Not your typical server-side encryption

LucidLink’s security model is in contrast with server-side encryption typically employed by other cloud storage services, where data is encrypted at rest. With encryption at rest model, the storage providers have access to the encryption keys and therefore have full access to the content itself. To emphasize this difference, it’s worth pointing out that in LucidLink’s encryption model, there is no ‘password reset’ for a lost password; losing it leads to permanent data loss. All file synchronization solutions replicate whole data sets on each client device. LucidLink’s technology is fundamentally different as it streams only the data bits of a file on-demand and only metadata is synced across the clients. LucidLink is not in the data path, and clients access their data in the cloud directly.
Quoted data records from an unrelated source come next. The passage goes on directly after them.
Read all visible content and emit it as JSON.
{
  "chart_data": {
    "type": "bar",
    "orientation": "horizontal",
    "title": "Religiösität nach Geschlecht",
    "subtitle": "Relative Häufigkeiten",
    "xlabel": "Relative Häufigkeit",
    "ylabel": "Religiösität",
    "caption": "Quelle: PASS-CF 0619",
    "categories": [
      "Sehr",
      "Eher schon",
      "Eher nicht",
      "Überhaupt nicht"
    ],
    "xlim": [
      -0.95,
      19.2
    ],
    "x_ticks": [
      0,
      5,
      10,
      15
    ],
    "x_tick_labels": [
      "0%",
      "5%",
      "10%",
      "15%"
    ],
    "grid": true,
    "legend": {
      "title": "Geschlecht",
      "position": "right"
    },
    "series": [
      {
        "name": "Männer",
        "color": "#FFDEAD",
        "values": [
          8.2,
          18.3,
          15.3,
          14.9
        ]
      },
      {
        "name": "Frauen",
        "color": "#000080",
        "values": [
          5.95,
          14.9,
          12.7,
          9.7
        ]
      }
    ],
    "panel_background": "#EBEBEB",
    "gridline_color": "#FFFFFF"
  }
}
This eliminates any need to be concerned with locally synced cloud-based data across one or multiple devices.

AES-256 in GCM mode

Using LucidLink Filespaces, each file has its own unique encryption key to provide isolation and minimize the attack surface. We support different ciphers and transport encryption modes to offer the best tradeoff between performance and security to address each customer’s specific needs. By default, we use the strongest AES-256 in GCM mode, a form of authenticated encryption. Using authenticated encryption has the added benefit that any malicious tampering or data integrity issues such as bit rot on the server side will be immediately detected upon access. This offers a high degree of guarantee and peace of mind that any accessed data is indeed genuine. We pride ourselves on our encryption, and you can read more about LucidLink’s robust security model.

For enterprises looking to migrate business-critical workloads to the public cloud begin with security first. LucidLink Filespaces, cloud-native file service, is a one-of-its-kind system that ensures data security down to the very last byte.